Kerala’s waterways to get a green push; solar-powered boats to revolutionize state’s tourism industry

Alappuzha: The roar and stink of diesel engines on Kerala’s backwaters is being fast replaced by the quiet hum of solar-powered propulsion. In a significant stride towards sustainable and cleaner energy, the Kerala State Water Transport Department (SWTD) plans to induct at least one solar boat in its fleet every month this year. And the drive will start with the launch of ‘Indra’, India’s largest Solar-Electric boat, in two weeks.

“The double-hull solar cruise boat, exclusively for tourist voyages, is expected to join the SWTD fleet within the next couple of weeks. The AC double-decker boat, the largest solar boat in the country, will have 100 seats along with Food Counter and Onboard Entertainment facilities. It will be deployed to operate cruise trips to the destinations on the sea-mouth such as Vypeen and Fort Kochi,” said Shaji V Nair, Director, SWTD.

The boat has been brought to Kochi, and the final work of the food counter is progressing. The cruise vessel, which can accommodate 100 passengers, has a specially-made “open-spaced” upper deck where the tourists can enjoy the alluring sceneries of the backwaters. “Indra will offer a three-hour long sail and is scheduled to operate twice daily, at 10.30 am and 3 pm. Since it operates on solar energy, the cost of operations will be much lesser and so will the ticket fares,” added Shaji V Nair.

Solar cruise delights
The preference for onboard food counters is not solely based on convenience but reflects the changing travel preferences. Tourists, weary of conventional dining options, are drawn to the allure of enjoying fresh and locally sourced meals while surrounded by the beauty of nature. “Vega, cruising the backwaters of Alleppey, which too has an onboard food counter, is having much demand among the tourists, which is one reason we decided to extend delectable onboard culinary offerings. The boat will have a cafeteria on the upper deck. There will be four tables, each having a capacity of eight people. We’ll be mainly offering delicacies and snacks,” he said.

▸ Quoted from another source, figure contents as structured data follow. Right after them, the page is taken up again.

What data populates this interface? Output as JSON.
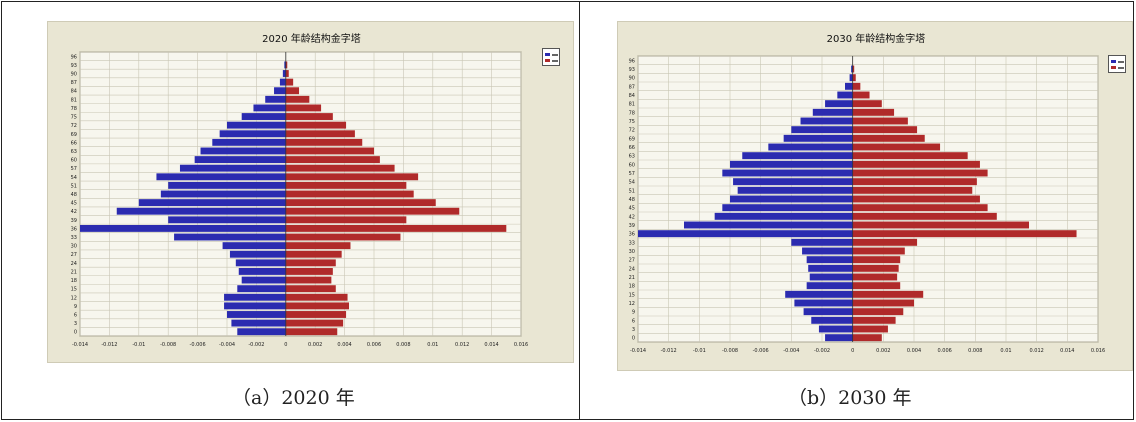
{
  "colors": {
    "male": "#2b2bb0",
    "female": "#b02a2a",
    "background": "#e9e6d3",
    "plot": "#f7f6ee",
    "grid": "#c9c6b4"
  },
  "panels": [
    {
      "caption": "（a）2020 年",
      "chart_data": {
        "type": "bar",
        "orientation": "horizontal",
        "title": "2020 年龄结构金字塔",
        "ages": [
          0,
          3,
          6,
          9,
          12,
          15,
          18,
          21,
          24,
          27,
          30,
          33,
          36,
          39,
          42,
          45,
          48,
          51,
          54,
          57,
          60,
          63,
          66,
          69,
          72,
          75,
          78,
          81,
          84,
          87,
          90,
          93,
          96
        ],
        "x_ticks": [
          "-0.014",
          "-0.012",
          "-0.01",
          "-0.008",
          "-0.006",
          "-0.004",
          "-0.002",
          "0",
          "0.002",
          "0.004",
          "0.006",
          "0.008",
          "0.01",
          "0.012",
          "0.014",
          "0.016"
        ],
        "xlim": [
          -0.014,
          0.016
        ],
        "grid": true,
        "series": [
          {
            "color": "#2b2bb0",
            "values": [
              -0.0033,
              -0.0037,
              -0.004,
              -0.0042,
              -0.0042,
              -0.0033,
              -0.003,
              -0.0032,
              -0.0034,
              -0.0038,
              -0.0043,
              -0.0076,
              -0.014,
              -0.008,
              -0.0115,
              -0.01,
              -0.0085,
              -0.008,
              -0.0088,
              -0.0072,
              -0.0062,
              -0.0058,
              -0.005,
              -0.0045,
              -0.004,
              -0.003,
              -0.0022,
              -0.0014,
              -0.0008,
              -0.0004,
              -0.0002,
              -0.0001,
              0
            ]
          },
          {
            "color": "#b02a2a",
            "values": [
              0.0035,
              0.0039,
              0.0041,
              0.0043,
              0.0042,
              0.0034,
              0.0031,
              0.0032,
              0.0034,
              0.0038,
              0.0044,
              0.0078,
              0.015,
              0.0082,
              0.0118,
              0.0102,
              0.0087,
              0.0082,
              0.009,
              0.0074,
              0.0064,
              0.006,
              0.0052,
              0.0047,
              0.0041,
              0.0032,
              0.0024,
              0.0016,
              0.0009,
              0.0005,
              0.0002,
              0.0001,
              0
            ]
          }
        ]
      }
    },
    {
      "caption": "（b）2030 年",
      "chart_data": {
        "type": "bar",
        "orientation": "horizontal",
        "title": "2030 年龄结构金字塔",
        "ages": [
          0,
          3,
          6,
          9,
          12,
          15,
          18,
          21,
          24,
          27,
          30,
          33,
          36,
          39,
          42,
          45,
          48,
          51,
          54,
          57,
          60,
          63,
          66,
          69,
          72,
          75,
          78,
          81,
          84,
          87,
          90,
          93,
          96
        ],
        "x_ticks": [
          "-0.014",
          "-0.012",
          "-0.01",
          "-0.008",
          "-0.006",
          "-0.004",
          "-0.002",
          "0",
          "0.002",
          "0.004",
          "0.006",
          "0.008",
          "0.01",
          "0.012",
          "0.014",
          "0.016"
        ],
        "xlim": [
          -0.014,
          0.016
        ],
        "grid": true,
        "series": [
          {
            "color": "#2b2bb0",
            "values": [
              -0.0018,
              -0.0022,
              -0.0027,
              -0.0032,
              -0.0038,
              -0.0044,
              -0.003,
              -0.0028,
              -0.0029,
              -0.003,
              -0.0033,
              -0.004,
              -0.014,
              -0.011,
              -0.009,
              -0.0085,
              -0.008,
              -0.0075,
              -0.0078,
              -0.0085,
              -0.008,
              -0.0072,
              -0.0055,
              -0.0045,
              -0.004,
              -0.0034,
              -0.0026,
              -0.0018,
              -0.001,
              -0.0005,
              -0.0002,
              -0.0001,
              0
            ]
          },
          {
            "color": "#b02a2a",
            "values": [
              0.0019,
              0.0023,
              0.0028,
              0.0033,
              0.004,
              0.0046,
              0.0031,
              0.0029,
              0.003,
              0.0031,
              0.0034,
              0.0042,
              0.0146,
              0.0115,
              0.0094,
              0.0088,
              0.0083,
              0.0078,
              0.0081,
              0.0088,
              0.0083,
              0.0075,
              0.0057,
              0.0047,
              0.0042,
              0.0036,
              0.0027,
              0.0019,
              0.0011,
              0.0005,
              0.0002,
              0.0001,
              0
            ]
          }
        ]
      }
    }
  ]
}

The Kerala State Inland Water Navigation Corporation (KSINC) has already harnessed the trend, introducing onboard dining on its cruise service for tourists, and they are yielding good responses. “For instance, we offer fish curry, Fish Fry Meal, morning and evening tea, and snacks in the services along the Kochi-Palaikari route, covering the three districts of Ernakulam, Kottayam, and Alappuzha. The services using ‘Michelle’ and ‘Cleopatra’ boats are enjoying a good demand. The next trip is on January 26. The ticket is priced at Rs 999,” said a KSINC official.

Indra is India’s largest solar-electric boat. Photo: Krishna Kumar KE

“Similarly, we have restarted the cruise ship service ‘Nefertiti’ from January 13. It too has onboard dining and entertainment facilities and so does Sagar Rani, the cruise vessel operating the sun-set service,” the official added. SWTD aims to roll out one solar boat every month this year. Starting next month, the SWTD plans to induct at least one solar boat in its fleet every month. Works on these 14 IRS (Indian Registrar of Shipping) – class vessels, with varying passenger capacities, are currently progressing in different stages at private yards in Kochi.

The first of the two solar passenger boats to join the SWTD fleet are most likely to be deployed in the busy routes of Mohamma-Kumarakom and Vaikom-Thavanakkadavu. “The sector and schedule will be finalized based on a survey that will take into account different factors, including passenger demand,” they said. SWTD Director Shaji V Nair attributed the renewed focus on emission-free vessels to the response that the CM’s journey on board Aditya, the country’s first solar-powered ferry, generated within the state bureaucracy.

The cruise vessel, which can accommodate 100 passengers, has a specially-made “open-spaced” upper deck where the tourists can enjoy the alluring sceneries of the backwaters. Photo: Krishna Kumar KE

Last month, the CM sailed on board the solar boat to cross over the Vembanad Lake during his state-wide journey to hold the Navakerala Sadas. “The design and specifications of these vessels were finalized after analyzing the operation of the pilot project — Adithya. Accordingly, some changes have been introduced in the overall designs and with the battery capacity to ensure adequate running time,” the official said.

Aditya, according to the SWTD officials, has sailed a distance of over one lakh kilometres and served over 10 lakh passengers within the first three years of its operation alone. It has helped the SWTD save diesel worth several lakhs, with the daily cost of operation remaining at a rock-bottom price of around Rs 250.